2012 yılında, dünya genelinde güneş enerjisi sistemlerinin kurulmasında başı çeken ülke Almanya oldu. Evlerin çatılarına ve tarlalara yaklaşık 8 GW'lık kapasiteye sahip güneş panelleri kuruldu.Avrupa Güneş Pili Sanayi Birliği ABD ile Asya ülkelerindeki artışa da dikkat çekiyor. Birliğin verilerine göre, Çin ve ABD geçen yıla kıyasla iki kat daha fazla güneş enerjisi santrali inşa ederken, Hindistan bu oranı tam beş katına çıkardı. Uzmanlar, 2013 yılında da güneş enerjisine yatırımların süreceği beklentisi içinde. Yeni yatırımların 2012 yılına kıyasla iki katına çıkacağı tahmin ediliyor.

Avrupa Güneş Pili Sanayi Birliği Yönetim Kurulu Başkanı Winfried Hoffmann, güneş enerjisine daha fazla rağbet gösterilmesini, üretim maliyetlerinin düşmüş olmasına bağlıyor ve ekliyor: “Bundan 20 sene önce Almanya'da 1 KW'lık güneş enerjisi 1 euroya mâl oluyordu. Şu anki üretim maliyetlerine baktığımızda -ki bazı ülkeler Almanya'nın aldığından 2 kat daha fazla güneş görüyor- 1 KW'lık güneş enerjisi üretiminin 10 centin de altında bir bedeli olduğu görülüyor. Bunlar oldukça düşük rakamlar, birçok ülke güneş enerjisine yatırımın kârlı olacağını düşünüyor.”

Yeni Üretim Teknikleri Gerekli

Avrupa Güneş Pili Sanayi Birliği, dünya genelinde 2015 yılına kadar güneş enerjisi santrallerinin sayısının 2012 yılına kıyasla iki katına çıkacağı tahmininde bulunuyor.
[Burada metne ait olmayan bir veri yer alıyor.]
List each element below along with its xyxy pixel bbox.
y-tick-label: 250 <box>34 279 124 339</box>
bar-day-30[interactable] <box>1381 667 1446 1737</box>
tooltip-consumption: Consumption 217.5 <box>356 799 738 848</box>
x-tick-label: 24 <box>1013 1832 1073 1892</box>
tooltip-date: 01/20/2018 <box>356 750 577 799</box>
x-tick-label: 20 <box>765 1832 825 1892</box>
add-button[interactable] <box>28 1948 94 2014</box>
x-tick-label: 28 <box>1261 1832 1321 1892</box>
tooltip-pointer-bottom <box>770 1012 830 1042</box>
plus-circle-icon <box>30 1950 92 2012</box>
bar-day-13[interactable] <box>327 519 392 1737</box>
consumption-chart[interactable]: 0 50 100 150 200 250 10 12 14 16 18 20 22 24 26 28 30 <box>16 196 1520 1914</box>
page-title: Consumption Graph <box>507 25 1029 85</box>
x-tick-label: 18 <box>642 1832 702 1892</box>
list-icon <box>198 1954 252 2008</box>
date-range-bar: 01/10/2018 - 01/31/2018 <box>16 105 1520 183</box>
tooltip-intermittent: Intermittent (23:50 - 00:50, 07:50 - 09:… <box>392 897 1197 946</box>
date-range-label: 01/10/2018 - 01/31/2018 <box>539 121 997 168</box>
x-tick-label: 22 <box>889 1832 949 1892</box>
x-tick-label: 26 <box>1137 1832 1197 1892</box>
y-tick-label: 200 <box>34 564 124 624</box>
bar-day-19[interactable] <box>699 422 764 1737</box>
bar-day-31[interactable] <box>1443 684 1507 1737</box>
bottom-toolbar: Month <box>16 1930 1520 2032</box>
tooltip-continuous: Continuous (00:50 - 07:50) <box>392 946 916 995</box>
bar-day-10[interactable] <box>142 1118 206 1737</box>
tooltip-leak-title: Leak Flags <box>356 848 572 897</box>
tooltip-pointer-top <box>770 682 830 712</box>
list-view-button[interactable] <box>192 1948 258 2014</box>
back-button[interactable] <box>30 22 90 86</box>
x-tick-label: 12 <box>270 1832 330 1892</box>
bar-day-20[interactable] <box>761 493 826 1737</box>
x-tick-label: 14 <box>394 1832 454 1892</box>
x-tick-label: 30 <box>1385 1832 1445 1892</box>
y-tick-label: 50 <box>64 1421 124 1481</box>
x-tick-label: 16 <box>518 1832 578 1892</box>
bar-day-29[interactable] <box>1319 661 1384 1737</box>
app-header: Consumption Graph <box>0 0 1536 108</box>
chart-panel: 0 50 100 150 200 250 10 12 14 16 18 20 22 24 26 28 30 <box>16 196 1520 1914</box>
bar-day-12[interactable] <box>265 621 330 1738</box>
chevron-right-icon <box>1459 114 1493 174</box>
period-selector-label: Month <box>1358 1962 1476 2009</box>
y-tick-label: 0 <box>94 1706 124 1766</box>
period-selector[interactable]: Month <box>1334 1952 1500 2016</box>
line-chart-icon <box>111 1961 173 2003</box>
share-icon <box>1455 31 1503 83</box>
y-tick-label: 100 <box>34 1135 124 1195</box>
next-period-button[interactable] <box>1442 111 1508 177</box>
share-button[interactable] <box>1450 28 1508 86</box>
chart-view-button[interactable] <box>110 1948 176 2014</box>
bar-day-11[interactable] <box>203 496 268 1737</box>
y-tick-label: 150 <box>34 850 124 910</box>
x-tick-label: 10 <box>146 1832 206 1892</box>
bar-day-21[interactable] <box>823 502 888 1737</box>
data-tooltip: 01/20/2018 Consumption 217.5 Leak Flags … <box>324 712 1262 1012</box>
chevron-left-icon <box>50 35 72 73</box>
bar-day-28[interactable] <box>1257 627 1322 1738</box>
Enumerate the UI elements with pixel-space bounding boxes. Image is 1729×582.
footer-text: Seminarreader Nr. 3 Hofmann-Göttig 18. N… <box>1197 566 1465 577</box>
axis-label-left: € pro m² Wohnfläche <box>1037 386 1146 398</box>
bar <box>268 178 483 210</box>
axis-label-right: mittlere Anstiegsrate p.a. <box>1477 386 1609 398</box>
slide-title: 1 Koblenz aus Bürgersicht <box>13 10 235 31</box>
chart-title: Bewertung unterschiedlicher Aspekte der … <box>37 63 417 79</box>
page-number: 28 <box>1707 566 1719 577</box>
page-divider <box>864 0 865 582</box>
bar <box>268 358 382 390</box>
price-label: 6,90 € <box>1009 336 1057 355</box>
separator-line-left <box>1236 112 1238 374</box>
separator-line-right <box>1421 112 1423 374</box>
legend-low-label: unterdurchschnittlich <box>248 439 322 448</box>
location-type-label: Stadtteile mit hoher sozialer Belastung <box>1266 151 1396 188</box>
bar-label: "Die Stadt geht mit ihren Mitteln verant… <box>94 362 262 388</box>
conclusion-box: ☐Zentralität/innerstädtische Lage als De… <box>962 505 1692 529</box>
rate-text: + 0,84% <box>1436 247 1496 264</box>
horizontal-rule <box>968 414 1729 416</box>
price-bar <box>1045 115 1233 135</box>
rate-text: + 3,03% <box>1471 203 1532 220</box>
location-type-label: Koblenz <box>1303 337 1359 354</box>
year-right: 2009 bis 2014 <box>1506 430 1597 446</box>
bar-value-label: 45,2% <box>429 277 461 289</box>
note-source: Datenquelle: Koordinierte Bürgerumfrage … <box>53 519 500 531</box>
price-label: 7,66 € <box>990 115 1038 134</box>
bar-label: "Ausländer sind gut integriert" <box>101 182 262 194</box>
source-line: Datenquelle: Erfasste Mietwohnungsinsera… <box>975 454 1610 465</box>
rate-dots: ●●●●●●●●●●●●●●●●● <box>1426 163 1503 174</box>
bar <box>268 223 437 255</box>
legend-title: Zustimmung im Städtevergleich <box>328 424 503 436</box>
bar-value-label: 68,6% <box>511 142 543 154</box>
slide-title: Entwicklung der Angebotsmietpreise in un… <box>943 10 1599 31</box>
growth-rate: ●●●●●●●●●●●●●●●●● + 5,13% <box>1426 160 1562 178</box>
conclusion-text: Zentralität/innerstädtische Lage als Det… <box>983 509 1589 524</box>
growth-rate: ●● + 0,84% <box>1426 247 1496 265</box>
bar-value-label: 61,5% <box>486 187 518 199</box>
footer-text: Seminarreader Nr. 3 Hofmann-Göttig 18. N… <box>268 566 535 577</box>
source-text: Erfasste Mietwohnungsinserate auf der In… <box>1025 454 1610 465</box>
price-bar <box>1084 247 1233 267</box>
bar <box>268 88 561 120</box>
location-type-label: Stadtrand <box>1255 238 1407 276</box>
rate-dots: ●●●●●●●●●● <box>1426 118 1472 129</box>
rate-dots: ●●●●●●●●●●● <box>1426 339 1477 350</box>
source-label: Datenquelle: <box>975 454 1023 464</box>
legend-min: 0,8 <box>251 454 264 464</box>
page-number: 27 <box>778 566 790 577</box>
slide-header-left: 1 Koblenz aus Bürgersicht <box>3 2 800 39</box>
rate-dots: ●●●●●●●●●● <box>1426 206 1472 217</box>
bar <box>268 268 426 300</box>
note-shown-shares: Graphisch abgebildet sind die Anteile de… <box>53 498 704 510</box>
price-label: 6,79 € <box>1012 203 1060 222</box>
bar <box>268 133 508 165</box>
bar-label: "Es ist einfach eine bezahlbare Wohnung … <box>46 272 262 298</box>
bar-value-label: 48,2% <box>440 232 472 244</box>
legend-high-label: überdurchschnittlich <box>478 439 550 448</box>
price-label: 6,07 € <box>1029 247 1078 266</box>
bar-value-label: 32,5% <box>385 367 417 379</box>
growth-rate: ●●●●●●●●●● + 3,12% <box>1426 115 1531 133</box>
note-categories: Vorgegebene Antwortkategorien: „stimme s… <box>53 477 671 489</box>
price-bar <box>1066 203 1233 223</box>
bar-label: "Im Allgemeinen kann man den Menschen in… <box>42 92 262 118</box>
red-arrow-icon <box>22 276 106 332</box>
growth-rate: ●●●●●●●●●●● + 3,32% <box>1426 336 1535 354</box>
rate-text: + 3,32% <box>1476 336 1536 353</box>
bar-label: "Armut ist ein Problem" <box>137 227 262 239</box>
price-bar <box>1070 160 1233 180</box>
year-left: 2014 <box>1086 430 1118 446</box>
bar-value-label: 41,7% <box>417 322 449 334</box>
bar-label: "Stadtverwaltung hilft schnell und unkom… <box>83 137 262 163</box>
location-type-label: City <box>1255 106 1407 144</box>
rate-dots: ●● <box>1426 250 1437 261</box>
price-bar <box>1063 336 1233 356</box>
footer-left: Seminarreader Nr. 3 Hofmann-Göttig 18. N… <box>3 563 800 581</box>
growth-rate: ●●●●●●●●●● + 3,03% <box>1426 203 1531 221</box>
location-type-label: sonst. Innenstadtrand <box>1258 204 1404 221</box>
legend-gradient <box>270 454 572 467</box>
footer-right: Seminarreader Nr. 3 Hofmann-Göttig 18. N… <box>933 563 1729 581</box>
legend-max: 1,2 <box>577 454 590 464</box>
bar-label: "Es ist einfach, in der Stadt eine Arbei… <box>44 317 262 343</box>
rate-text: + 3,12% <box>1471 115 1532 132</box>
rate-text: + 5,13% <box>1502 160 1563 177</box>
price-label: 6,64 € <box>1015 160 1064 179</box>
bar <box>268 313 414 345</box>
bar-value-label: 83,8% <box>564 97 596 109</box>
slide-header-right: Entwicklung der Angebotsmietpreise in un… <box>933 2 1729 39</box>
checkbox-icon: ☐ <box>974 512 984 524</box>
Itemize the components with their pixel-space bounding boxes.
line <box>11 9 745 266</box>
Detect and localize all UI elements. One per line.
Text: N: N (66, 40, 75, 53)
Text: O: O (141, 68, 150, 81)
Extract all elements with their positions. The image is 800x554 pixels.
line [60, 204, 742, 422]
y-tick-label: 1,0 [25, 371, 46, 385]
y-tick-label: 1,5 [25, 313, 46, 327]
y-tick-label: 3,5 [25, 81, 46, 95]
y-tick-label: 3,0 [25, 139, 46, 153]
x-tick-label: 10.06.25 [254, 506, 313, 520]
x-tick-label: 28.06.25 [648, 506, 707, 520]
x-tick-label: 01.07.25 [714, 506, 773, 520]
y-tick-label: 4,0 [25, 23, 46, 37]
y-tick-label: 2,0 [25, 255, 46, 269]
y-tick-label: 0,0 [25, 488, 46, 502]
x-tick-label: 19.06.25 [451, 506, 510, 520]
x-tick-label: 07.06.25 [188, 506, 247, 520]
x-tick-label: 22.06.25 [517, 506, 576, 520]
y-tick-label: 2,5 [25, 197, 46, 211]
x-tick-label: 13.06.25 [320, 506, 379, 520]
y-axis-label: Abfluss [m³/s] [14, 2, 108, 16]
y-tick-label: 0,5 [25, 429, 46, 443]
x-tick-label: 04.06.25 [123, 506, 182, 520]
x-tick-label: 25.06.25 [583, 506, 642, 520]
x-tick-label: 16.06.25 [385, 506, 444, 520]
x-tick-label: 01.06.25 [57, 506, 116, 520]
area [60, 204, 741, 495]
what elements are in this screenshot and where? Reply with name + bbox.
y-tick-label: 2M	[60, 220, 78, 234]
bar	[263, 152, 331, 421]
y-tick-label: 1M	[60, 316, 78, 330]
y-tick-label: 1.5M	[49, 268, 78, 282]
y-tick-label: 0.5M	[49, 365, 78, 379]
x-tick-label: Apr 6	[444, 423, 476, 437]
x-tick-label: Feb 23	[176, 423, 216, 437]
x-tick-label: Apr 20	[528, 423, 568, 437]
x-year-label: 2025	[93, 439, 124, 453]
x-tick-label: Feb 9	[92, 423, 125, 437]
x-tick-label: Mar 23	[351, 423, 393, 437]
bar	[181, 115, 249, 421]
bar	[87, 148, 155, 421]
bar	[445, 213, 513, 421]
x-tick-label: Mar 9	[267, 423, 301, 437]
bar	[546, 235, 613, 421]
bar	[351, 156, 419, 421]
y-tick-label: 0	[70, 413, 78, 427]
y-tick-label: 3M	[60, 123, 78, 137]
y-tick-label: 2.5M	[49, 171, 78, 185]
Enerji tedarikinde yenilenebilir enerjilere ağırlık verilmesi için gereken siyasi adımların atılması halinde, bu artışın iki buçuk katı dahi bulabileceği ifade ediliyor. Birliğin Yönetim Kurulu Başkanı Winfried Hoffmann 2020 yılına kadar elde edilecek güneş enerjisinin 2012'ye kıyasla tam altı katına çıkabileceğini tahmin ediyor.

Diğer yandan güneş enerjisi panelleri üreten birçok şirketin fiyat baskısı ve kapasite fazlası gibi sorunlarla karşı karşıya olduğuna dikkat çeken Hoffmann, enerji piyasasındaki krizin henüz atlatılmadığını vurguluyor ve "Güneş enerjisi sanayii, geleceğe bakmalı ve yeni üretim teknikleri ve fabrikalar sayesinde bugünkü fiyatları sabit tutarak, zarardan kâra geçmenin yollarını aramalıdır" şeklinde konuşuyor.

Her ne kadar güneş enerjisi piyasasında üreticiler son zamanlarda zarara uğrasa da Hoffmann geleceğe umutla baktığını ve sektörün bir dönemecin eşiğinde olduğunu vurguluyor. Güneş enerjisinden elde edilen elektriğin tüketici açısından da ucuz olduğunu kaydeden Hoffmann, büyük güneş enerjisi parklarının da bu süreci desteklediğinin altını çiziyor.

İsveç'in Çöpü Bitti
Geri dönüşüm, Güneş enerjisi ve daha birçok sürdürülebilir uygulamada tüm ülkelerin başını çeken İsveç, şaka gibi bir sorunla karşı karşıya. Elektrik ve ısınma ihtiyaçlarının büyük kısmını çöplerden elde eden ülkede çöp bitti.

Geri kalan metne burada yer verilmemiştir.